En 1976, el ex situacionista y empresario Malcom McLaren, manager de los Sex Pistols, contrató como director artístico a Jamie Reid, un antiguo compañero de cursada en la escuela de arte de Croydon, que producía sus propios afiches, volantes y fanzines a favor de okupas y presos políticos y en contra de la planificación urbana. Durante los actos del Jubileo británico del ’77, la idea de intervenir la foto de la reina Isabel colocándole un alfiler de gancho en los labios fue inspirada, según Reid, en un volante situacionista de mayo del ‘68 que mostraba a una momia con un alfiler de gancho.

Debord murió en 1994, sin llegar a ver del todo al situacionismo convertido en mercancía, el desvío en fashion, la frase insurgente en ropa de diseño, la asamblea en show para las cámaras. Contra el arte conservado, decía Debord, la superación del arte a través de la construcción de situaciones del momento vividas en forma directa, sin almacenar obras como mercancías ni aceptar el dominio de la necesidad de dejar huellas individuales.
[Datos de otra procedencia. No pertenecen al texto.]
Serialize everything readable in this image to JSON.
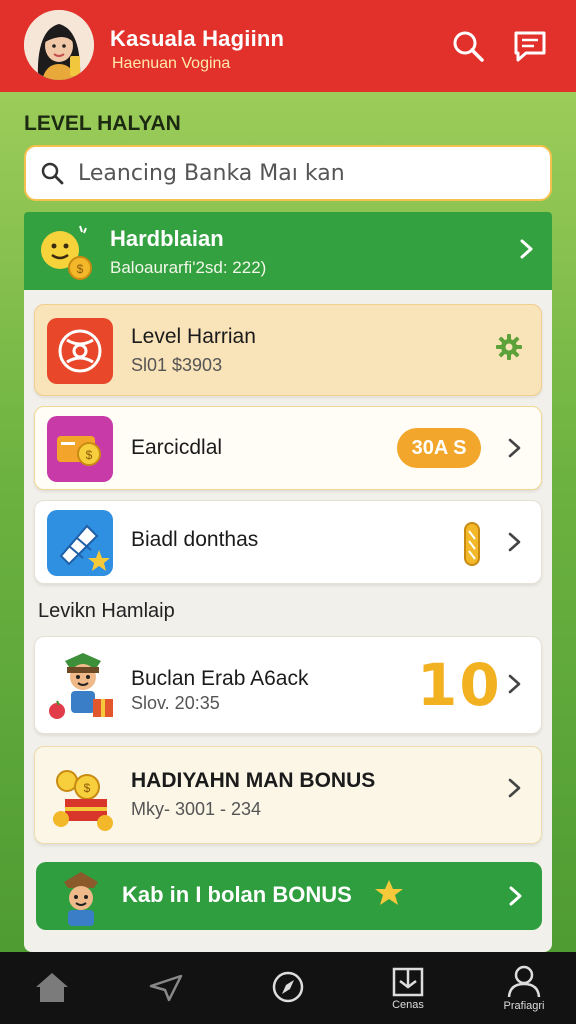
{
  "header": {
    "title": "Kasuala Hagiinn",
    "subtitle": "Haenuan Vogina"
  },
  "section_title": "LEVEL HALYAN",
  "search": {
    "placeholder": "Leancing Banka Maı kan"
  },
  "banner": {
    "title": "Hardblaian",
    "subtitle": "Baloaurarfi'2sd: 222)"
  },
  "cards": [
    {
      "title": "Level Harrian",
      "subtitle": "Sl01 $3903"
    },
    {
      "title": "Earcicdlal",
      "badge": "30A S"
    },
    {
      "title": "Biadl donthas"
    }
  ],
  "mid_section_title": "Levikn Hamlaip",
  "rewards": [
    {
      "title": "Buclan Erab A6ack",
      "subtitle": "Slov. 20:35",
      "badge": "10"
    },
    {
      "title": "HADIYAHN MAN BONUS",
      "subtitle": "Mky- 3001 - 234"
    }
  ],
  "bonus_bar": {
    "label": "Kab in I bolan BONUS"
  },
  "nav": [
    {
      "icon": "home-icon",
      "label": ""
    },
    {
      "icon": "send-icon",
      "label": ""
    },
    {
      "icon": "compass-icon",
      "label": ""
    },
    {
      "icon": "gift-icon",
      "label": "Cenas"
    },
    {
      "icon": "profile-icon",
      "label": "Prafiagri"
    }
  ],
  "colors": {
    "header": "#e2302b",
    "accent_green": "#34a140",
    "badge_orange": "#f2a72c"
  }
}
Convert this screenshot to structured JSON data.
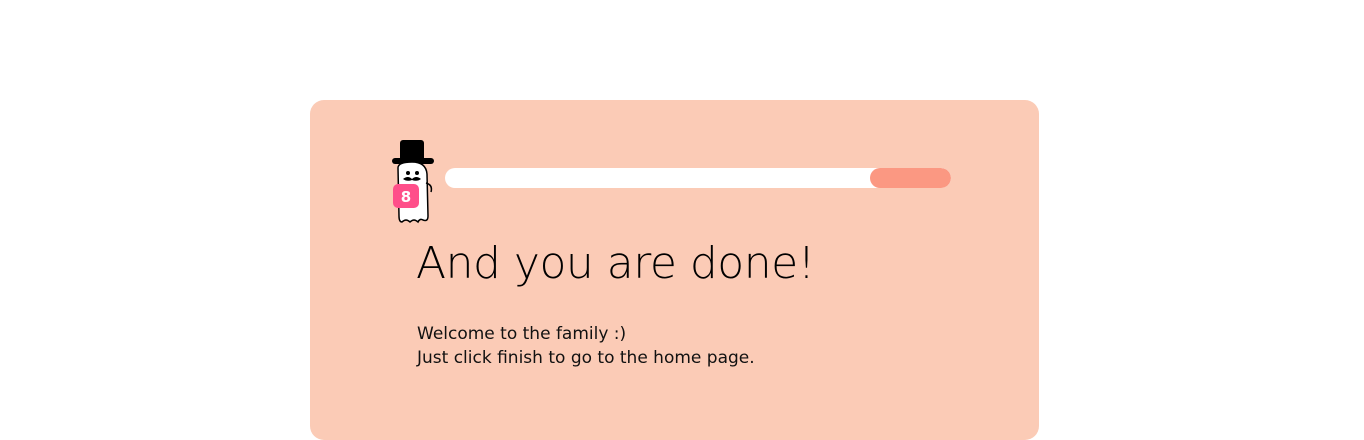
{
  "onboarding": {
    "title": "And you are done!",
    "message_line_1": "Welcome to the family :)",
    "message_line_2": "Just click finish to go to the home page.",
    "mascot": {
      "icon": "top-hat-ghost-mascot-icon",
      "badge_text": "8"
    },
    "progress": {
      "segment_start_fraction": 0.84,
      "segment_end_fraction": 1.0
    }
  },
  "colors": {
    "card_background": "#fbcbb6",
    "progress_track": "#ffffff",
    "progress_fill": "#fb9882",
    "mascot_badge": "#ff4f8a"
  }
}
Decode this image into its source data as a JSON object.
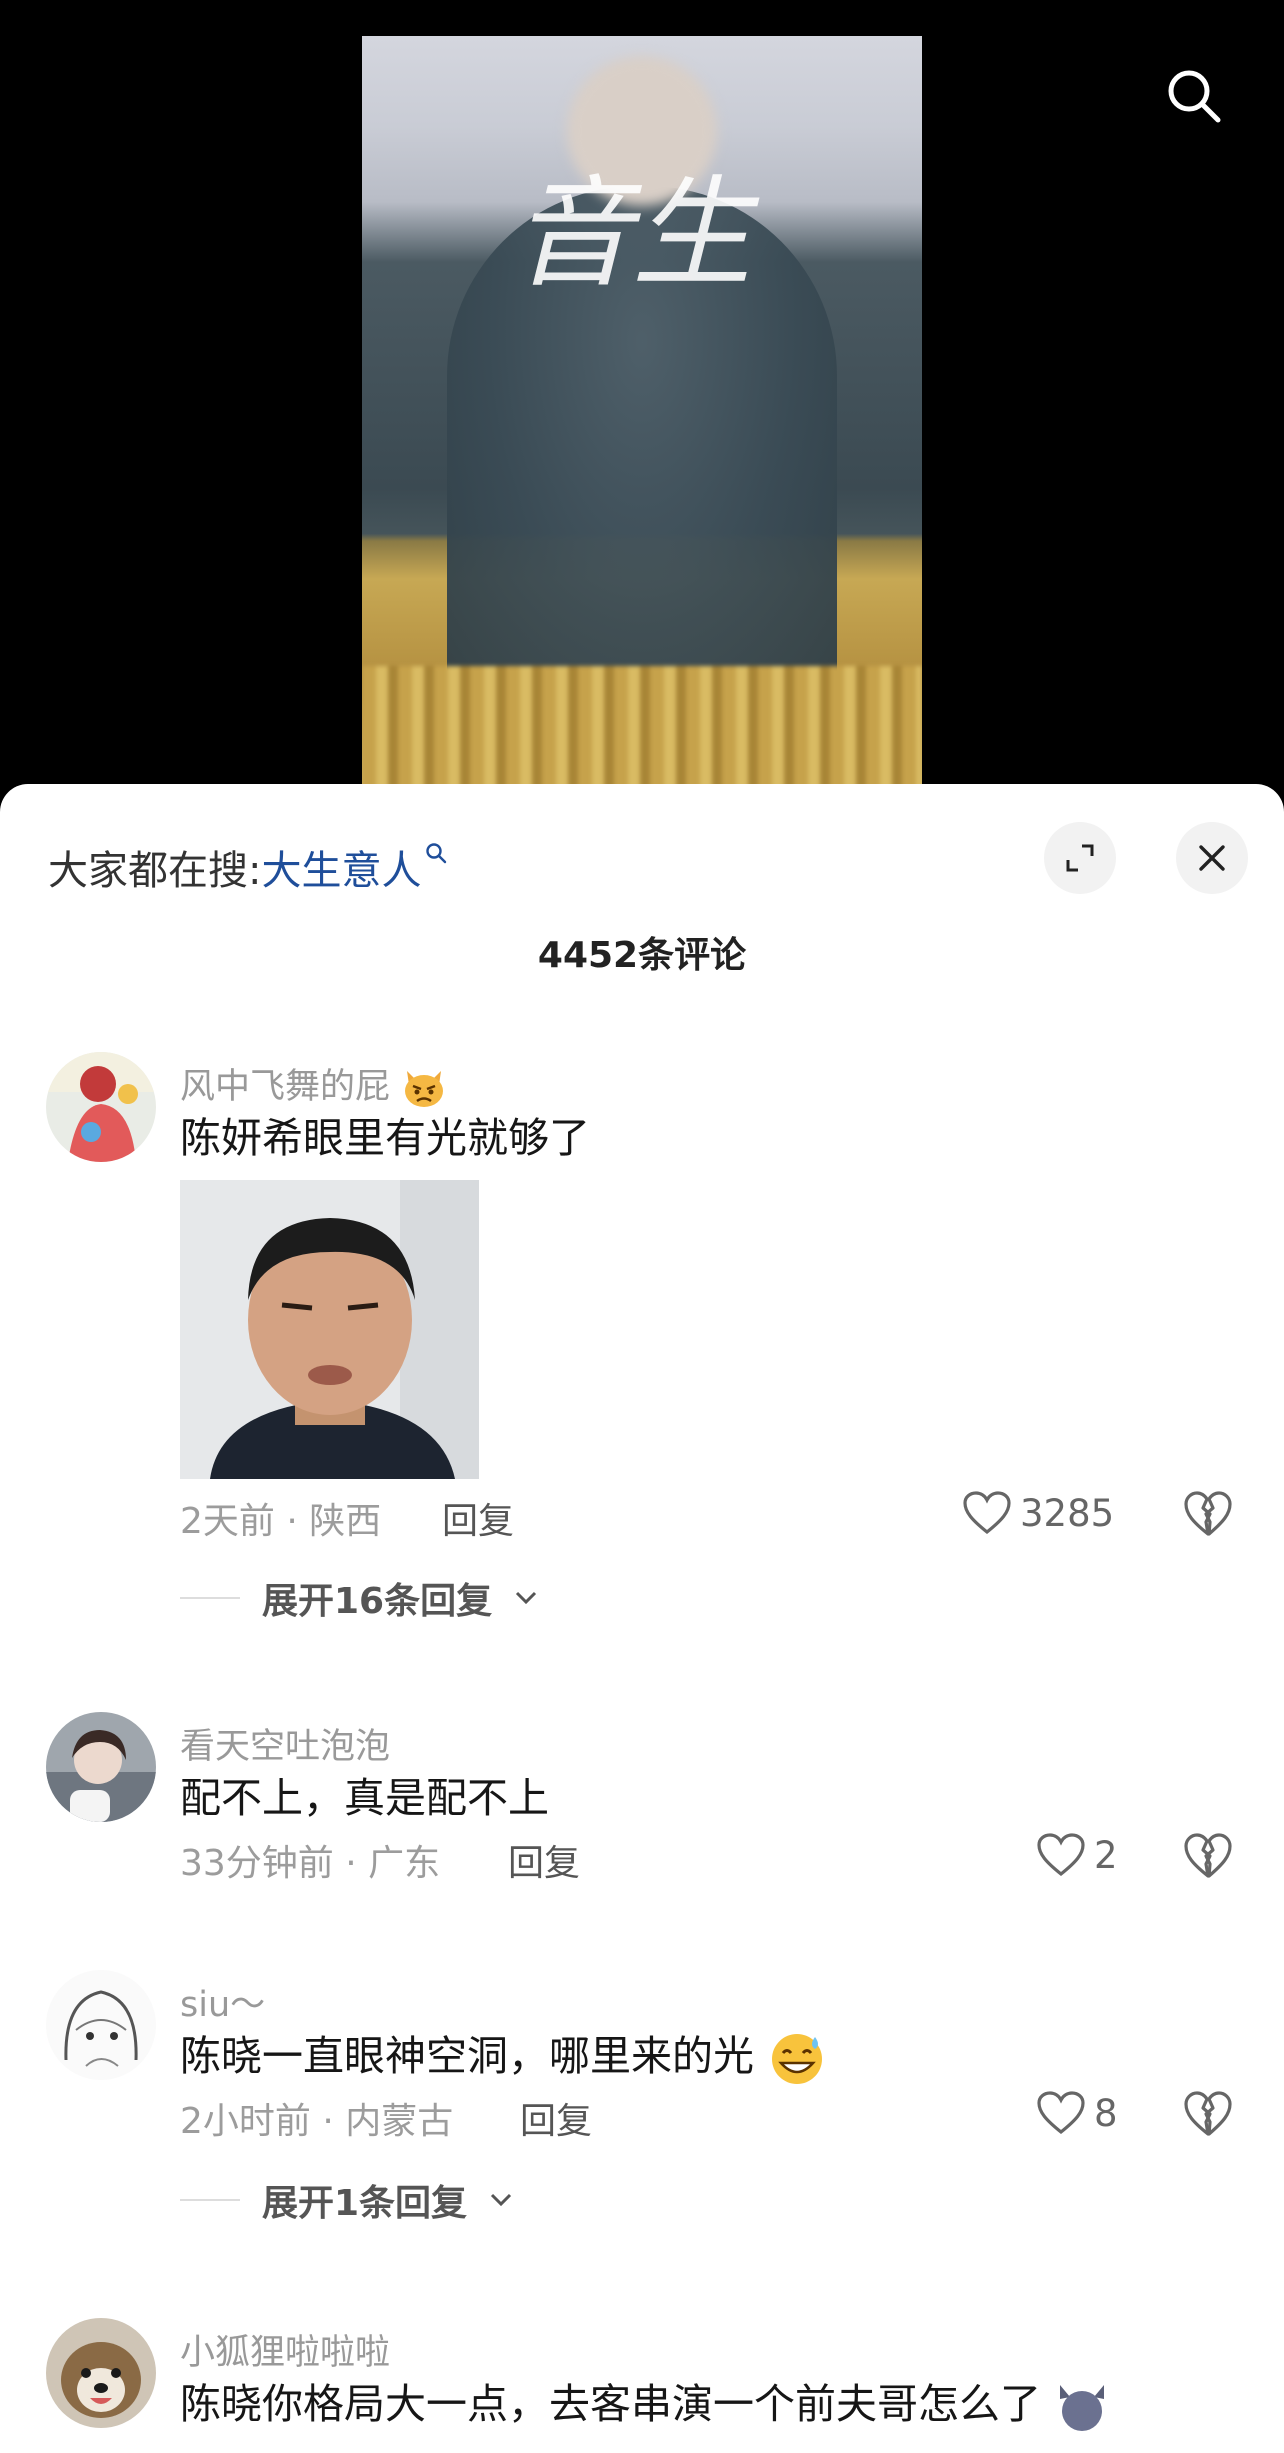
{
  "hot_search": {
    "prefix": "大家都在搜:",
    "term": "大生意人"
  },
  "comment_count": "4452条评论",
  "comments": [
    {
      "user": "风中飞舞的屁",
      "text": "陈妍希眼里有光就够了",
      "time": "2天前 · 陕西",
      "reply_label": "回复",
      "likes": "3285",
      "expand_replies": "展开16条回复"
    },
    {
      "user": "看天空吐泡泡",
      "text": "配不上，真是配不上",
      "time": "33分钟前 · 广东",
      "reply_label": "回复",
      "likes": "2"
    },
    {
      "user": "siu～",
      "text": "陈晓一直眼神空洞，哪里来的光",
      "time": "2小时前 · 内蒙古",
      "reply_label": "回复",
      "likes": "8",
      "expand_replies": "展开1条回复"
    },
    {
      "user": "小狐狸啦啦啦",
      "text": "陈晓你格局大一点，去客串演一个前夫哥怎么了"
    }
  ],
  "video": {
    "watermark": "音生"
  },
  "colors": {
    "link": "#1f4e9a",
    "sheet_bg": "#ffffff",
    "page_bg": "#000000"
  },
  "icons": [
    "search-icon",
    "expand-icon",
    "close-icon",
    "heart-icon",
    "broken-heart-icon",
    "chevron-down-icon"
  ]
}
Y contra el aparato jerárquico, la organización revolucionaria que sabe que no representa al proletariado ni a nadie y que está lista a autodisolverse cuando la revolución se haga realmente efectiva por acción directa de los sujetos: los obreros.

Diríase: qué ingenuidad. Pero unos cuantos compartieron aspiraciones semejantes en el mismo clima de época, aunque sin llegar tan a fondo. Hoy la aspiración se redujo y se va a la guerra por mucho menos. Fuera de contexto, los desvíos situacionistas son puestos al servicio de proyectos políticos basados en el principio de representación. Y quienes podrían heredar aquella capacidad original de impugnación se expresan mediante lenguajes más autoritarios, empobrecidos, reductores de una revolución que nunca llegó a realizarse o permanecer. Mientras que con nuevos medios se profundiza la colonización de la vida por la publicidad, el consumo, el infoentretenimiento, la relectura de La sociedad del espectáculo podría incitar a la comparación entre aquel cuestionamiento radical a todos los aspectos de la existencia y la fácil inserción de sus herederos o epígonos en el extremo izquierdo del escenario. Creo que estos salen perdiendo en la sucesión. En cambio, si mediante algún cut-up o desvío se expurga del libro esa apuesta ingenua por la revolución de un proletariado que ya ha cambiado de volumen y de composición, aún quedará intacta la crítica de Debord a la totalidad del espectáculo. A la vida que hoy la mayoría vive o, mejor dicho, contempla.